1. What is Lending Club?
2. Data used
3. What is Random Forest Classification
1. What is Lending Club?
Lending club is a peer to peer lending company which is headquartered in San Francisco.
The company connects people who need money (Borrowers) with people who have money (Investors) through its online marketplace. Investors, who are looking to get a solid return for their investment, purchase Notes which are fractions of loans. Borrowers, who need loans for various reasons such as to consolidate debt, improve homes or make a major purchase, can apply for a loan by creating an account on Lendingclub.com. They will submit a loan application which will mention the amount required through the loan. Lending Club will screen the borrowers, facilitate the transaction and service the loan. Borrowers will repay the loan by making monthly payments to Lending Club.
2. Decision trees and Random Forest Classification:
Decision trees and random forest classifiers help us classify our data. For example, if a customer has made a purchase (Yes or No), Gender of a person (Male or Female) etc. In this project we will be trying to predict if the borrower is able to repay the loan or not. The goal of decision trees model is to predict the value of the target variable based on several input variables. In a simple way, decision tree algorithm will ask questions to the input variable regarding its attributes. Each time it receives an answer a follow up question will be asked till it reaches a conclusion about the variable.
Random forest classification is one of an ensemble algorithm. It combines lot of decision tree methods. Instead of running the decision tree method once, we will be running multiple methods of decision trees and that will give us a random forest method. We start by selecting random variables from the training data. Then we build a decision tree based on these random variables. Next, we will select the number of trees (Ntrees) we want to build and repeat the previous steps. For any new variable, we will make the Ntrees vote the category to which the variable belongs to and assign the variable to that category based on majority of votes.
We will use lending data from 2007-2010 and be trying to classify and predict whether or not the borrower paid back their loan in full.
The data is publicly available on lendingclub.com Here are what the columns represent:
a. credit.policy: 1 if the customer meets the credit underwriting criteria of LendingClub.com, and 0 otherwise.
b. purpose: The purpose of the loan (takes values "credit_card", "debt_consolidation", "educational", "major_purchase", "small_business", and "all_other").
c. int.rate: The interest rate of the loan, as a proportion (a rate of 11% would be stored as 0.11). Borrowers judged by LendingClub.com to be more risky are assigned higher interest rates.
d. installment: The monthly installments owed by the borrower if the loan is funded.
e. log.annual.inc: The natural log of the self-reported annual income of the borrower.
f. dti: The debt-to-income ratio of the borrower (amount of debt divided by annual income).
g. fico: The FICO credit score of the borrower.
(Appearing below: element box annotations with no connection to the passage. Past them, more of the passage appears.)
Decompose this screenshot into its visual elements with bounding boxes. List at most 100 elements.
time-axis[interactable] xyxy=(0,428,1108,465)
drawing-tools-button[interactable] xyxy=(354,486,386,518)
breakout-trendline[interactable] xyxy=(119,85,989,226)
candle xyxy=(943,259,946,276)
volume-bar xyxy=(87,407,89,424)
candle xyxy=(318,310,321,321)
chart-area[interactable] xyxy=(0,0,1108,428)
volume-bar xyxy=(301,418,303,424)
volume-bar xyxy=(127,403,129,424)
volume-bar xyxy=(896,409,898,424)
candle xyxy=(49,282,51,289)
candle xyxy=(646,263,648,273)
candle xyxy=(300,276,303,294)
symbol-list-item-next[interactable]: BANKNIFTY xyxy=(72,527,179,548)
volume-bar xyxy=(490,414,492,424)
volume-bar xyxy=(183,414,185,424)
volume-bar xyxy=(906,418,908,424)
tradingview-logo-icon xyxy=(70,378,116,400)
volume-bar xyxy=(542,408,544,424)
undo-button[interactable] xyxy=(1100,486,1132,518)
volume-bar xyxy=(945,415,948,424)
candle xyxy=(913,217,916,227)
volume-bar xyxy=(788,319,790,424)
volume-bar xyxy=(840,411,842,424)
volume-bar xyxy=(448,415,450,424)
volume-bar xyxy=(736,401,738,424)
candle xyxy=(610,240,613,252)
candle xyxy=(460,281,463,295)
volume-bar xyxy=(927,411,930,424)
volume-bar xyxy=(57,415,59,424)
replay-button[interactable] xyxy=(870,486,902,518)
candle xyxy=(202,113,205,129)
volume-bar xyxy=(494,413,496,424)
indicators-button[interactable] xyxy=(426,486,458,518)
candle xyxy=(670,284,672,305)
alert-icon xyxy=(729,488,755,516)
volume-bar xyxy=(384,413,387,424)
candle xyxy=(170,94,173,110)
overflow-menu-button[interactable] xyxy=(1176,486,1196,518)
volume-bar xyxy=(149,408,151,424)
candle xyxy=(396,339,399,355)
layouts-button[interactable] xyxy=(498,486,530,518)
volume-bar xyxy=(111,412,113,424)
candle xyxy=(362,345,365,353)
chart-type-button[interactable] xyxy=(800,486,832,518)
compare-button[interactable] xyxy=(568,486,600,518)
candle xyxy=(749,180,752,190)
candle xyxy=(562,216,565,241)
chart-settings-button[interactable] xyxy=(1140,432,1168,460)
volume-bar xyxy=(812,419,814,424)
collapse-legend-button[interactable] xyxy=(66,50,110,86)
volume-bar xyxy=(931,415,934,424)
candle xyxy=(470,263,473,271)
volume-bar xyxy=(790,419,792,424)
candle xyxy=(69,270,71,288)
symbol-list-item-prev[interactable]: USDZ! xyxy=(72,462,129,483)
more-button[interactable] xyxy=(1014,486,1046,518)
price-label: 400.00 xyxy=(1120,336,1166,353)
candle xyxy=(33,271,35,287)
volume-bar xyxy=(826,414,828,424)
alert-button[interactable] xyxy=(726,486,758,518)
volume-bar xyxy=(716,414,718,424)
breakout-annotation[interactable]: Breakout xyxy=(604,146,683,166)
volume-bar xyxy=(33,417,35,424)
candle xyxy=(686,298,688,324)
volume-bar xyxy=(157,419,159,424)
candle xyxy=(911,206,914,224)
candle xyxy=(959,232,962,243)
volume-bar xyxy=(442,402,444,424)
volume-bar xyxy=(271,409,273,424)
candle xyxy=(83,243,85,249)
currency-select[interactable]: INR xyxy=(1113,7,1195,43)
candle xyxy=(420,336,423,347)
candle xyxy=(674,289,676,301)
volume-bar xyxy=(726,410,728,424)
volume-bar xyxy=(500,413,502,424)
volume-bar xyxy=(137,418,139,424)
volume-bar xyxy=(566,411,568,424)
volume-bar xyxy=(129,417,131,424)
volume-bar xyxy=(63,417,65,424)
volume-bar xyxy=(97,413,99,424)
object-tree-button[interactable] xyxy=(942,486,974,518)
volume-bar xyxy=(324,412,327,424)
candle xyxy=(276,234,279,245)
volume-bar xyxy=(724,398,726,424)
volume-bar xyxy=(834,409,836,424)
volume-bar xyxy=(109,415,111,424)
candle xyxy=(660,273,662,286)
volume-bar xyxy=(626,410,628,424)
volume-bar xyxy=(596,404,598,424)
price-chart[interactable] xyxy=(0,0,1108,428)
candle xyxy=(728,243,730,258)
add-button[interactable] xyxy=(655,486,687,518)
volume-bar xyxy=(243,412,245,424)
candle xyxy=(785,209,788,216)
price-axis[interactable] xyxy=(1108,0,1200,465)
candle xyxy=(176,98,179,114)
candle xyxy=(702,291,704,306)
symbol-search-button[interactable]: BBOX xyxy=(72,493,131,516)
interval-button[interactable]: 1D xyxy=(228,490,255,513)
h. days.with.cr.line: The number of days the borrower has had a credit line.
i. revol.bal: The borrower's revolving balance (amount unpaid at the end of the credit card billing cycle).
j. revol.util: The borrower's revolving line utilization rate (the amount of the credit line used relative to total credit available).
k. inq.last.6mths: The borrower's number of inquiries by creditors in the last 6 months.
l. delinq.2yrs: The number of times the borrower had been 30+ days past due on a payment in the past 2 years.
m. pub.rec: The borrower's number of derogatory public records (bankruptcy filings, tax liens, or judgments).
4. Exploratory data analysis:
After performing some exploratory data analysis we observed that:
a. People with low FICO score tend to not meet the credit underwriting criteria of Lending Club.
b. Majority of people are still in process of repaying the loan.
c. Debt consolidation is a popular reason for pursuing the loan.
d. As FICO score increases, there is better credit and less interest rate on the loan.
5. Setting up Data for the Model:
As there are some categorical features in the data, we will use pandas ability to create dummy variables so that sci-kit learn will be able to understand them. We will use sci-kit learns ability to split the data into train and test data set. We build the model using the train data set and evaluate the model performance on test data set. Usually such a split is 70:30 in ratio.
6. Build the Model and evaluate the performance:
We first build the decision tree model using sklearn.tree to import DecisionTreeClassifier. We fit the classifier on train data and predict the results for test data. Also, we are trying the ensemble methods, we will use the random forest classifier to get a better prediction accuracy. Ensemble methods use various machine learning techniques to deliver the best prediction for our data. As we have seen above Random Forest classification uses multiple decision trees to improve our prediction accuracy.